I often awake in the middle of the night, or first thing in the morning, with my brain ablaze with new ideas about how to advance a piece I’m working on. Tick-tock goes the clock. Snore, snore, and snore some more. And pow! I have it—the next step in my story.
The subconscious mind works even as our bodies rest, a point on which Sarah Maurer elaborates in “Zen & the Science of Effortless Prose,” an article in the May/June 2011 issue of Writer’s Digest.
If you’re a writer, you already know this, of course. Yet the point of the article by Ms. Maurer is not just to explain that it happens, but to encourage all of us to promote the process—to feed it. If you’re willing to plant a seed, and then walk away from it, the seed may well take root when you least expect. Such as when you’re sleeping, as it does with me.
Those writers who claim to work “on the clock” fascinate me. They punch in at 8:00 am, for example, and write until noon, and then move on to other pursuits. It amazes me because, no matter how determined I may be, I cannot pull that off. For me, writing requires a flash of inspiration. I may be able to prod it a bit, but just as often, I’ll end up staring at the screen—soon distracted and on to other things.
On the other hand, when an idea hits me, an itching, burning need to sit at the computer and punch out the story, I may end up writing for hours. 1,500 words?
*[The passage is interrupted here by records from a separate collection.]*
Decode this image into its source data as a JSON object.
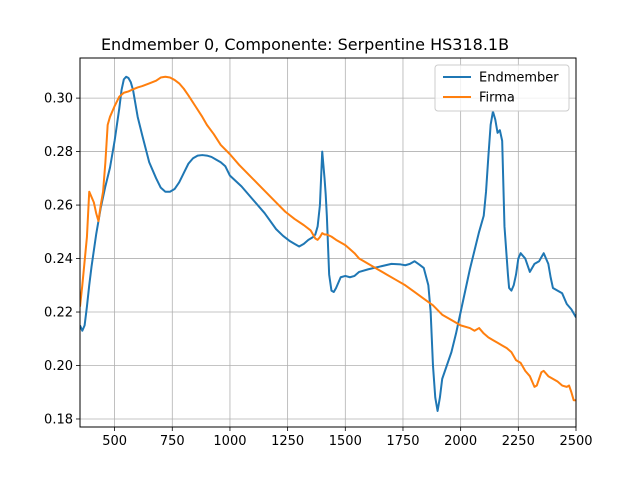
{
  "chart_data": {
    "type": "line",
    "title": "Endmember 0, Componente: Serpentine HS318.1B",
    "xlabel": "",
    "ylabel": "",
    "xlim": [
      350,
      2500
    ],
    "ylim": [
      0.177,
      0.315
    ],
    "xticks": [
      500,
      750,
      1000,
      1250,
      1500,
      1750,
      2000,
      2250,
      2500
    ],
    "yticks": [
      0.18,
      0.2,
      0.22,
      0.24,
      0.26,
      0.28,
      0.3
    ],
    "grid": true,
    "legend": "top-right",
    "series": [
      {
        "name": "Endmember",
        "color": "#1f77b4",
        "x": [
          350,
          360,
          370,
          380,
          390,
          400,
          420,
          440,
          460,
          480,
          500,
          520,
          530,
          540,
          550,
          560,
          570,
          580,
          600,
          620,
          650,
          680,
          700,
          720,
          740,
          760,
          780,
          800,
          820,
          840,
          860,
          880,
          900,
          920,
          940,
          960,
          980,
          1000,
          1050,
          1100,
          1150,
          1200,
          1230,
          1260,
          1280,
          1300,
          1320,
          1340,
          1350,
          1360,
          1370,
          1380,
          1390,
          1395,
          1400,
          1410,
          1415,
          1420,
          1430,
          1440,
          1450,
          1460,
          1480,
          1500,
          1520,
          1540,
          1560,
          1600,
          1650,
          1700,
          1740,
          1760,
          1780,
          1800,
          1820,
          1840,
          1860,
          1870,
          1880,
          1890,
          1900,
          1910,
          1920,
          1940,
          1960,
          1980,
          2000,
          2020,
          2040,
          2060,
          2080,
          2100,
          2110,
          2120,
          2130,
          2140,
          2150,
          2160,
          2170,
          2180,
          2190,
          2200,
          2205,
          2210,
          2220,
          2230,
          2240,
          2250,
          2260,
          2280,
          2300,
          2320,
          2340,
          2360,
          2380,
          2390,
          2400,
          2420,
          2440,
          2460,
          2480,
          2500
        ],
        "values": [
          0.215,
          0.213,
          0.215,
          0.222,
          0.23,
          0.237,
          0.249,
          0.259,
          0.267,
          0.274,
          0.284,
          0.296,
          0.303,
          0.307,
          0.308,
          0.3075,
          0.306,
          0.303,
          0.293,
          0.286,
          0.276,
          0.27,
          0.2665,
          0.265,
          0.265,
          0.266,
          0.2685,
          0.272,
          0.2755,
          0.2775,
          0.2785,
          0.2787,
          0.2785,
          0.278,
          0.277,
          0.276,
          0.2745,
          0.271,
          0.267,
          0.262,
          0.257,
          0.251,
          0.2485,
          0.2465,
          0.2455,
          0.2445,
          0.2455,
          0.247,
          0.2475,
          0.248,
          0.249,
          0.252,
          0.26,
          0.27,
          0.28,
          0.27,
          0.264,
          0.256,
          0.234,
          0.228,
          0.2275,
          0.229,
          0.233,
          0.2335,
          0.233,
          0.2335,
          0.235,
          0.236,
          0.237,
          0.238,
          0.2378,
          0.2375,
          0.238,
          0.239,
          0.2378,
          0.2365,
          0.23,
          0.22,
          0.2,
          0.188,
          0.183,
          0.188,
          0.195,
          0.2,
          0.205,
          0.212,
          0.22,
          0.228,
          0.236,
          0.243,
          0.25,
          0.256,
          0.265,
          0.278,
          0.29,
          0.295,
          0.292,
          0.287,
          0.288,
          0.284,
          0.252,
          0.24,
          0.234,
          0.229,
          0.228,
          0.23,
          0.234,
          0.24,
          0.242,
          0.24,
          0.235,
          0.238,
          0.239,
          0.242,
          0.238,
          0.233,
          0.229,
          0.228,
          0.227,
          0.223,
          0.221,
          0.218
        ]
      },
      {
        "name": "Firma",
        "color": "#ff7f0e",
        "x": [
          350,
          360,
          370,
          380,
          390,
          400,
          410,
          420,
          430,
          440,
          450,
          460,
          470,
          480,
          500,
          520,
          540,
          560,
          580,
          600,
          620,
          650,
          680,
          700,
          720,
          740,
          760,
          780,
          800,
          820,
          850,
          880,
          900,
          930,
          960,
          1000,
          1040,
          1080,
          1120,
          1160,
          1200,
          1240,
          1280,
          1320,
          1350,
          1370,
          1380,
          1390,
          1400,
          1410,
          1420,
          1440,
          1460,
          1480,
          1500,
          1520,
          1540,
          1560,
          1600,
          1640,
          1680,
          1720,
          1760,
          1800,
          1840,
          1880,
          1920,
          1960,
          2000,
          2040,
          2060,
          2080,
          2100,
          2120,
          2140,
          2160,
          2180,
          2200,
          2220,
          2240,
          2260,
          2280,
          2300,
          2320,
          2330,
          2340,
          2350,
          2360,
          2380,
          2400,
          2420,
          2440,
          2460,
          2470,
          2480,
          2490,
          2500
        ],
        "values": [
          0.222,
          0.23,
          0.239,
          0.248,
          0.265,
          0.263,
          0.261,
          0.257,
          0.254,
          0.26,
          0.265,
          0.276,
          0.29,
          0.293,
          0.297,
          0.3005,
          0.302,
          0.3025,
          0.3033,
          0.304,
          0.3045,
          0.3055,
          0.3065,
          0.3077,
          0.308,
          0.3077,
          0.3068,
          0.3055,
          0.3035,
          0.301,
          0.297,
          0.293,
          0.29,
          0.2865,
          0.2825,
          0.279,
          0.275,
          0.2715,
          0.268,
          0.2645,
          0.261,
          0.2575,
          0.2548,
          0.2525,
          0.2505,
          0.2475,
          0.247,
          0.248,
          0.2495,
          0.249,
          0.249,
          0.2482,
          0.247,
          0.246,
          0.245,
          0.2435,
          0.242,
          0.24,
          0.238,
          0.236,
          0.234,
          0.232,
          0.23,
          0.2275,
          0.225,
          0.2225,
          0.219,
          0.217,
          0.215,
          0.214,
          0.213,
          0.214,
          0.212,
          0.2105,
          0.2095,
          0.2085,
          0.2075,
          0.2065,
          0.205,
          0.202,
          0.201,
          0.198,
          0.196,
          0.192,
          0.1925,
          0.195,
          0.1975,
          0.198,
          0.196,
          0.195,
          0.194,
          0.1925,
          0.192,
          0.1925,
          0.19,
          0.187,
          0.187
        ]
      }
    ]
  }
}
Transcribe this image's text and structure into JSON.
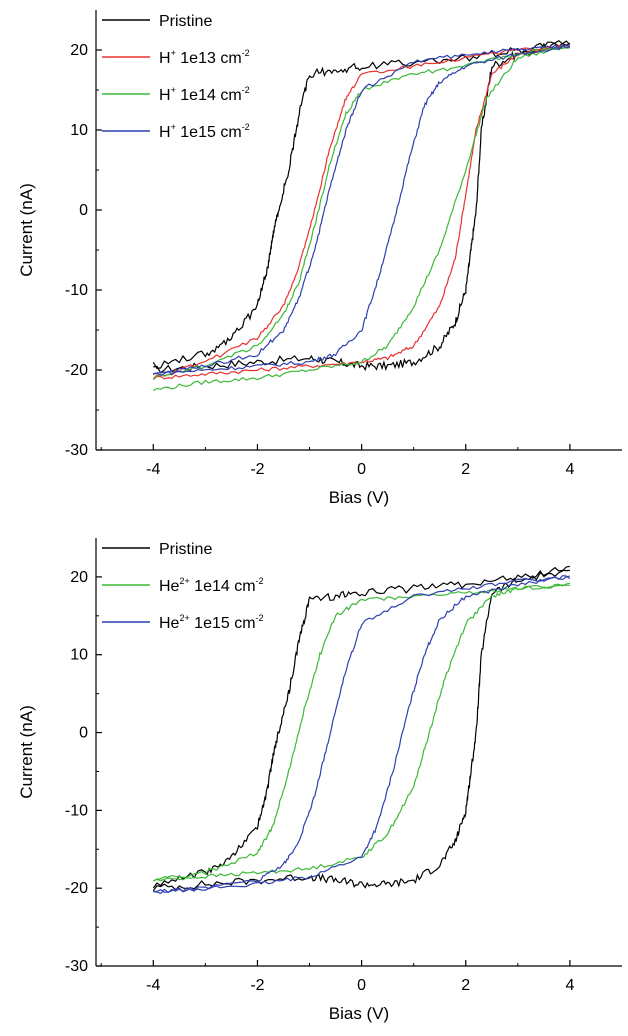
{
  "chart_data": [
    {
      "type": "line",
      "xlabel": "Bias (V)",
      "ylabel": "Current (nA)",
      "xlim": [
        -5.1,
        5
      ],
      "ylim": [
        -30,
        25
      ],
      "xticks": [
        -4,
        -2,
        0,
        2,
        4
      ],
      "yticks": [
        20,
        10,
        0,
        -10,
        -20,
        -30
      ],
      "xtick_labels": [
        "-4",
        "-2",
        "0",
        "2",
        "4"
      ],
      "ytick_labels": [
        "20",
        "10",
        "0",
        "-10",
        "-20",
        "-30"
      ],
      "legend_position": "top-left",
      "series": [
        {
          "name": "Pristine",
          "base": "Pristine",
          "sup": "",
          "suffix": "",
          "unit_sup": "",
          "color": "#000000",
          "forward": {
            "x": [
              -4,
              -3,
              -2,
              -1,
              -0.5,
              0,
              0.5,
              1,
              1.5,
              1.8,
              2.0,
              2.1,
              2.2,
              2.3,
              2.5,
              3,
              4
            ],
            "y": [
              -20,
              -19.5,
              -19,
              -18.5,
              -19,
              -19.5,
              -19.5,
              -19,
              -17,
              -14,
              -10,
              -5,
              0,
              10,
              18,
              19.5,
              21
            ]
          },
          "backward": {
            "x": [
              4,
              3,
              2,
              1,
              0,
              -0.5,
              -1,
              -1.2,
              -1.4,
              -1.6,
              -1.7,
              -1.8,
              -2,
              -2.5,
              -3,
              -4
            ],
            "y": [
              21,
              20,
              19,
              18.5,
              18,
              17.5,
              17,
              12,
              5,
              0,
              -3,
              -7,
              -12,
              -16,
              -18,
              -19.5
            ]
          }
        },
        {
          "name": "H+ 1e13 cm-2",
          "base": "H",
          "sup": "+",
          "suffix": " 1e13 cm",
          "unit_sup": "-2",
          "color": "#e8322f",
          "forward": {
            "x": [
              -4,
              -3,
              -2,
              -1,
              0,
              0.5,
              1,
              1.5,
              1.8,
              2.0,
              2.2,
              2.5,
              3,
              4
            ],
            "y": [
              -21,
              -20.5,
              -20,
              -19.5,
              -19,
              -18.5,
              -17,
              -12,
              -6,
              2,
              10,
              17,
              19.5,
              20.5
            ]
          },
          "backward": {
            "x": [
              4,
              3,
              2,
              1,
              0,
              -0.3,
              -0.6,
              -0.9,
              -1.2,
              -1.5,
              -2,
              -3,
              -4
            ],
            "y": [
              20.5,
              20,
              19,
              18,
              17,
              14,
              8,
              0,
              -7,
              -12,
              -16,
              -19,
              -21
            ]
          }
        },
        {
          "name": "H+ 1e14 cm-2",
          "base": "H",
          "sup": "+",
          "suffix": " 1e14 cm",
          "unit_sup": "-2",
          "color": "#3db838",
          "forward": {
            "x": [
              -4,
              -3,
              -2,
              -1,
              0,
              0.5,
              1,
              1.5,
              2,
              2.4,
              3,
              4
            ],
            "y": [
              -22.5,
              -21.5,
              -21,
              -20,
              -19,
              -17,
              -12,
              -5,
              5,
              14,
              19,
              20.5
            ]
          },
          "backward": {
            "x": [
              4,
              3,
              2,
              1,
              0,
              -0.3,
              -0.6,
              -0.9,
              -1.2,
              -1.5,
              -2,
              -3,
              -4
            ],
            "y": [
              20.5,
              19.5,
              18,
              17,
              15,
              12,
              6,
              -2,
              -9,
              -13,
              -17,
              -19.5,
              -21
            ]
          }
        },
        {
          "name": "H+ 1e15 cm-2",
          "base": "H",
          "sup": "+",
          "suffix": " 1e15 cm",
          "unit_sup": "-2",
          "color": "#2e3fb0",
          "forward": {
            "x": [
              -4,
              -3,
              -2,
              -1,
              -0.5,
              0,
              0.3,
              0.6,
              0.9,
              1.2,
              1.5,
              2,
              3,
              4
            ],
            "y": [
              -20.5,
              -20,
              -19.5,
              -19,
              -18,
              -15,
              -9,
              -2,
              6,
              13,
              16,
              18,
              19.5,
              20.5
            ]
          },
          "backward": {
            "x": [
              4,
              3,
              2,
              1,
              0,
              -0.3,
              -0.6,
              -0.9,
              -1.2,
              -1.5,
              -2,
              -3,
              -4
            ],
            "y": [
              20.5,
              20,
              19.5,
              18.5,
              15,
              10,
              3,
              -5,
              -11,
              -15,
              -18,
              -19.5,
              -20.5
            ]
          }
        }
      ]
    },
    {
      "type": "line",
      "xlabel": "Bias (V)",
      "ylabel": "Current (nA)",
      "xlim": [
        -5.1,
        5
      ],
      "ylim": [
        -30,
        25
      ],
      "xticks": [
        -4,
        -2,
        0,
        2,
        4
      ],
      "yticks": [
        20,
        10,
        0,
        -10,
        -20,
        -30
      ],
      "xtick_labels": [
        "-4",
        "-2",
        "0",
        "2",
        "4"
      ],
      "ytick_labels": [
        "20",
        "10",
        "0",
        "-10",
        "-20",
        "-30"
      ],
      "legend_position": "top-left",
      "series": [
        {
          "name": "Pristine",
          "base": "Pristine",
          "sup": "",
          "suffix": "",
          "unit_sup": "",
          "color": "#000000",
          "forward": {
            "x": [
              -4,
              -3,
              -2,
              -1,
              -0.5,
              0,
              0.5,
              1,
              1.5,
              1.8,
              2.0,
              2.1,
              2.2,
              2.3,
              2.5,
              3,
              4
            ],
            "y": [
              -20,
              -19.5,
              -19,
              -18.5,
              -19,
              -19.5,
              -19.5,
              -19,
              -17,
              -14,
              -10,
              -5,
              0,
              10,
              18,
              19.5,
              21
            ]
          },
          "backward": {
            "x": [
              4,
              3,
              2,
              1,
              0,
              -0.5,
              -1,
              -1.2,
              -1.4,
              -1.6,
              -1.7,
              -1.8,
              -2,
              -2.5,
              -3,
              -4
            ],
            "y": [
              21,
              20,
              19,
              18.5,
              18,
              17.5,
              17,
              12,
              5,
              0,
              -3,
              -7,
              -12,
              -16,
              -18,
              -19.5
            ]
          }
        },
        {
          "name": "He2+ 1e14 cm-2",
          "base": "He",
          "sup": "2+",
          "suffix": " 1e14 cm",
          "unit_sup": "-2",
          "color": "#3db838",
          "forward": {
            "x": [
              -4,
              -3,
              -2,
              -1,
              0,
              0.5,
              1,
              1.3,
              1.6,
              2,
              2.5,
              3,
              4
            ],
            "y": [
              -19,
              -18.5,
              -18,
              -17.5,
              -16,
              -13,
              -7,
              0,
              7,
              14,
              17.5,
              18.5,
              19
            ]
          },
          "backward": {
            "x": [
              4,
              3,
              2,
              1,
              0,
              -0.5,
              -0.8,
              -1.1,
              -1.4,
              -1.7,
              -2,
              -3,
              -4
            ],
            "y": [
              19,
              18.5,
              18,
              17.5,
              17,
              15,
              10,
              3,
              -5,
              -12,
              -15.5,
              -18,
              -19
            ]
          }
        },
        {
          "name": "He2+ 1e15 cm-2",
          "base": "He",
          "sup": "2+",
          "suffix": " 1e15 cm",
          "unit_sup": "-2",
          "color": "#2e3fb0",
          "forward": {
            "x": [
              -4,
              -3,
              -2,
              -1,
              0,
              0.3,
              0.6,
              0.9,
              1.2,
              1.5,
              2,
              3,
              4
            ],
            "y": [
              -20.5,
              -20,
              -19.5,
              -18.5,
              -16,
              -12,
              -5,
              3,
              10,
              14.5,
              17.5,
              19,
              20
            ]
          },
          "backward": {
            "x": [
              4,
              3,
              2,
              1,
              0,
              -0.3,
              -0.6,
              -0.9,
              -1.2,
              -1.5,
              -2,
              -3,
              -4
            ],
            "y": [
              20,
              19.5,
              18.5,
              17.5,
              14,
              8,
              0,
              -8,
              -14,
              -17,
              -19,
              -20,
              -20.5
            ]
          }
        }
      ]
    }
  ]
}
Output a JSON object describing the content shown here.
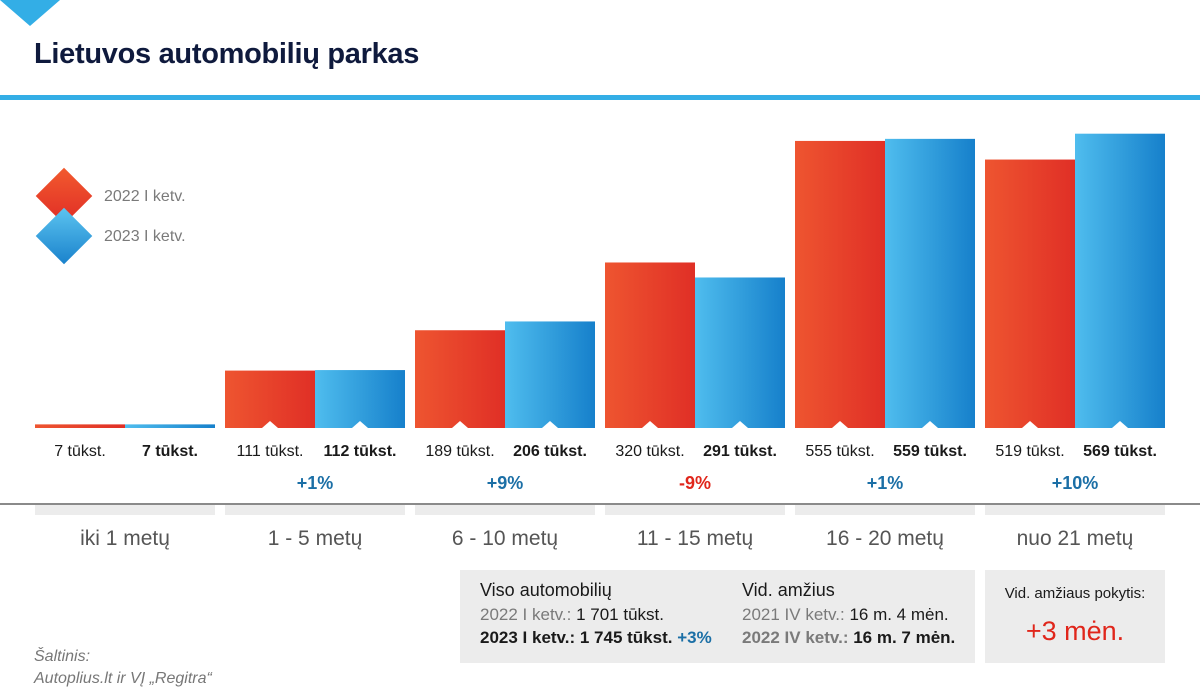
{
  "title": "Lietuvos automobilių parkas",
  "colors": {
    "accent": "#33aee6",
    "series_2022": "#e8432a",
    "series_2023": "#1e8fd6",
    "positive": "#1b6fa6",
    "negative": "#e0261b"
  },
  "chart_data": {
    "type": "bar",
    "categories": [
      "iki 1 metų",
      "1 - 5 metų",
      "6 - 10 metų",
      "11 - 15 metų",
      "16 - 20 metų",
      "nuo 21 metų"
    ],
    "series": [
      {
        "name": "2022 I ketv.",
        "values": [
          7,
          111,
          189,
          320,
          555,
          519
        ]
      },
      {
        "name": "2023 I ketv.",
        "values": [
          7,
          112,
          206,
          291,
          559,
          569
        ]
      }
    ],
    "value_labels_2022": [
      "7 tūkst.",
      "111 tūkst.",
      "189 tūkst.",
      "320 tūkst.",
      "555 tūkst.",
      "519 tūkst."
    ],
    "value_labels_2023": [
      "7 tūkst.",
      "112 tūkst.",
      "206 tūkst.",
      "291 tūkst.",
      "559 tūkst.",
      "569 tūkst."
    ],
    "changes": [
      "",
      "+1%",
      "+9%",
      "-9%",
      "+1%",
      "+10%"
    ],
    "ylim": [
      0,
      580
    ],
    "legend_position": "left"
  },
  "summary": {
    "total_heading": "Viso automobilių",
    "total_2022_label": "2022 I ketv.:",
    "total_2022_value": "1 701 tūkst.",
    "total_2023_label": "2023 I ketv.:",
    "total_2023_value": "1 745 tūkst.",
    "total_change": "+3%",
    "age_heading": "Vid. amžius",
    "age_2021_label": "2021 IV ketv.:",
    "age_2021_value": "16 m. 4 mėn.",
    "age_2022_label": "2022 IV ketv.:",
    "age_2022_value": "16 m. 7 mėn.",
    "change_heading": "Vid. amžiaus pokytis:",
    "change_value": "+3 mėn."
  },
  "source": {
    "line1": "Šaltinis:",
    "line2": "Autoplius.lt ir VĮ „Regitra“"
  }
}
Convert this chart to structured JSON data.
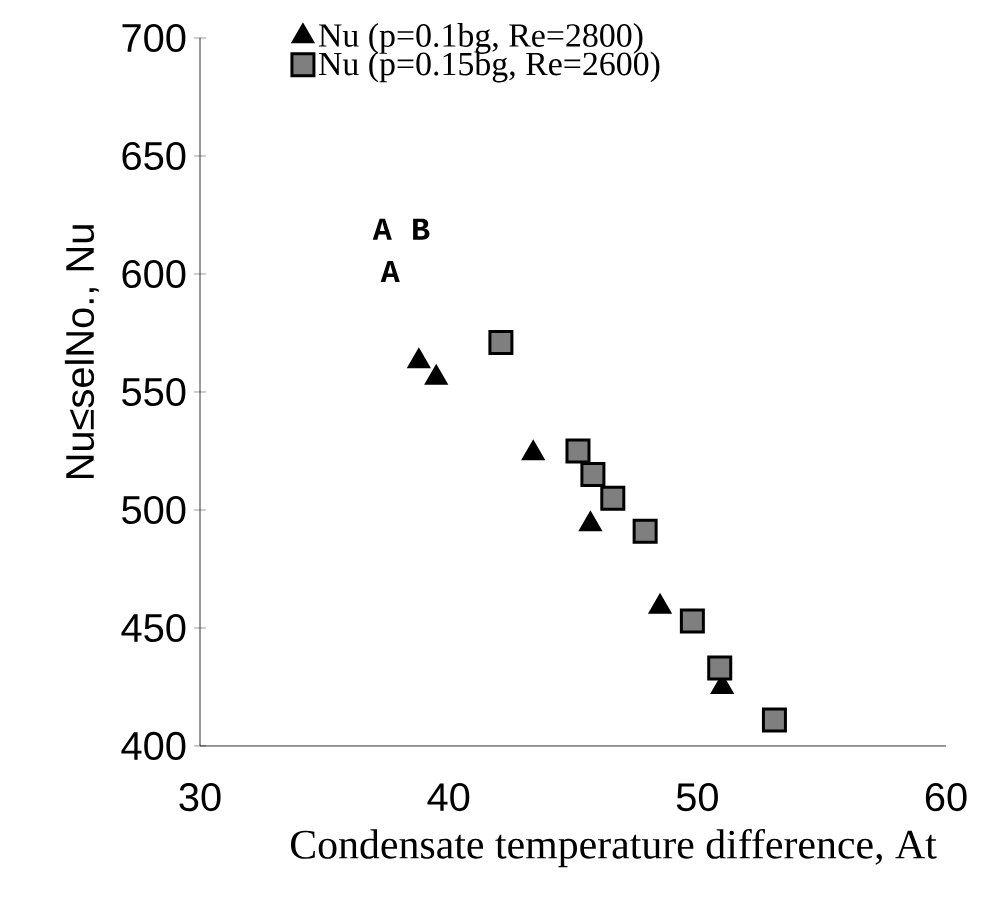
{
  "chart_data": {
    "type": "scatter",
    "xlabel": "Condensate temperature difference, At",
    "ylabel": "Nu≤selNo., Nu",
    "xlim": [
      30,
      60
    ],
    "xticks": [
      30,
      40,
      50,
      60
    ],
    "ylim": [
      400,
      700
    ],
    "yticks": [
      400,
      450,
      500,
      550,
      600,
      650,
      700
    ],
    "grid": false,
    "legend": "top left",
    "annotations": [
      "A B",
      "A"
    ],
    "series": [
      {
        "name": "Nu (p=0.1bg, Re=2800)",
        "color": "#000000",
        "marker": "triangle",
        "x": [
          38.8,
          39.5,
          43.4,
          45.7,
          48.5,
          51.0
        ],
        "values": [
          563,
          556,
          524,
          494,
          459,
          425
        ]
      },
      {
        "name": "Nu (p=0.15bg, Re=2600)",
        "color": "#7f7f7f",
        "marker": "square",
        "x": [
          42.1,
          45.2,
          45.8,
          46.6,
          47.9,
          49.8,
          50.9,
          53.1
        ],
        "values": [
          571,
          525,
          515,
          505,
          491,
          453,
          433,
          411
        ]
      }
    ]
  }
}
Easy. 2,000 words? Probably. 3,000 words? Occasionally. 5,000 words? It happens.
What fascinates me most is how often I start that process fresh from bed, with my brain on fire after doing so much of the heavy lifting while I slept.
Thank you, brain.
Returning to the Writer’s Digest article by Sarah Maurer, she and her interviewees offer suggestions on how to promote that process. Read it. Take the suggestions (indeed, take the entire premise) to heart. It works, and you must take advantage of every opportunity.
The brain remains the last frontier in human physiology. Be bold, and explore just a fraction more of what it offers.
As you prepare to settle down for the night, think about your novel/memoir/short story/poem/article. What has held you up? What is it that needs fixing? Focus not on the solutions, but the problems.
Then, lie down. Go to sleep. You’ve planted the seed. Now let your brain do the hard work while you rest.